The study, entitled "Video-Assisted Thoracoscopic Lobectomy Is Less Costly and Morbid Than Open Lobectomy: A Retrospective Multi-Institutional Database Analysis*," was authored by Scott J. Swanson, MD(i); Bryan F. Meyers, MD(ii); Candace L. Gunnarsson, EdD(iii); Matthew Moore, MHA, Ethicon Endo-Surgery, Inc.(iv); John A. Howington, MD(v); Michael A. Maddaus, MD(vi); Robert J. McKenna, MD(vii); and Daniel L. Miller, MD(viii). The investigators assessed and compared the safety, utilization and cost profiles of VATS versus open thoracotomy for lobectomy in lung cancer among thoracic surgeons.
The study utilized the Premier hospital database as the data source; it contains clinical and utilization information on patients receiving care in more than 600 U.S. hospitals across the nation. The data also revealed that VATS lobectomies for lung cancer indications are performed in approximately half of all hospitals and one quarter of all patients undergoing lobectomy for lung cancer.
Of 8,228 patients in the database with elective, inpatient lung resections of any kind for lung cancer, a total of 3,961 patients underwent lobectomy by a thoracic surgeon using open thoracotomy (n=2,907) or VATS (n=1,054).
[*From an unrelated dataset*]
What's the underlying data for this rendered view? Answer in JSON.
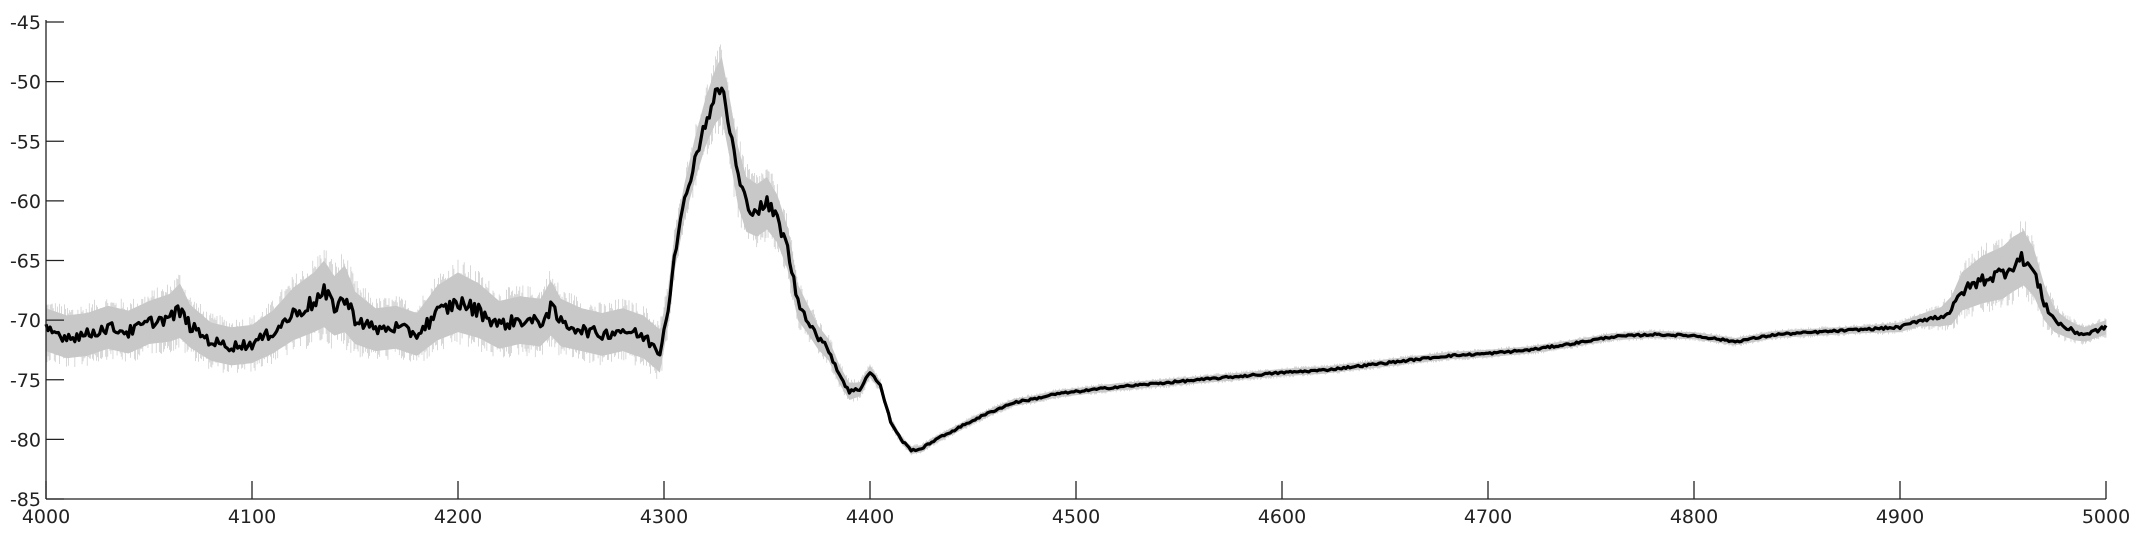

Overall, hospital costs were significantly higher for open lobectomy than for VATS: $21,016 versus $20,316 (p=0.027). The same was true for length of stay: 7.83 days vs. 6.15 days (p<0.006), for open versus VATS. The risk of patients needing prolonged hospital stays (> or = 14 days) also was significantly greater in the open lobectomy group than in the VATS lobectomy group. Conversely, surgery time remained significantly shorter for open lobectomy at 3.75 hours vs. 4.09 hours for VATS lobectomy (p=0.00).
"EES is committed to educating patients and providers about the clinical and economic benefits of minimally invasive surgery, including VATS lobectomy for lung cancer indications," said Matt Moore, director of Reimbursement and Healthcare Economics at EES.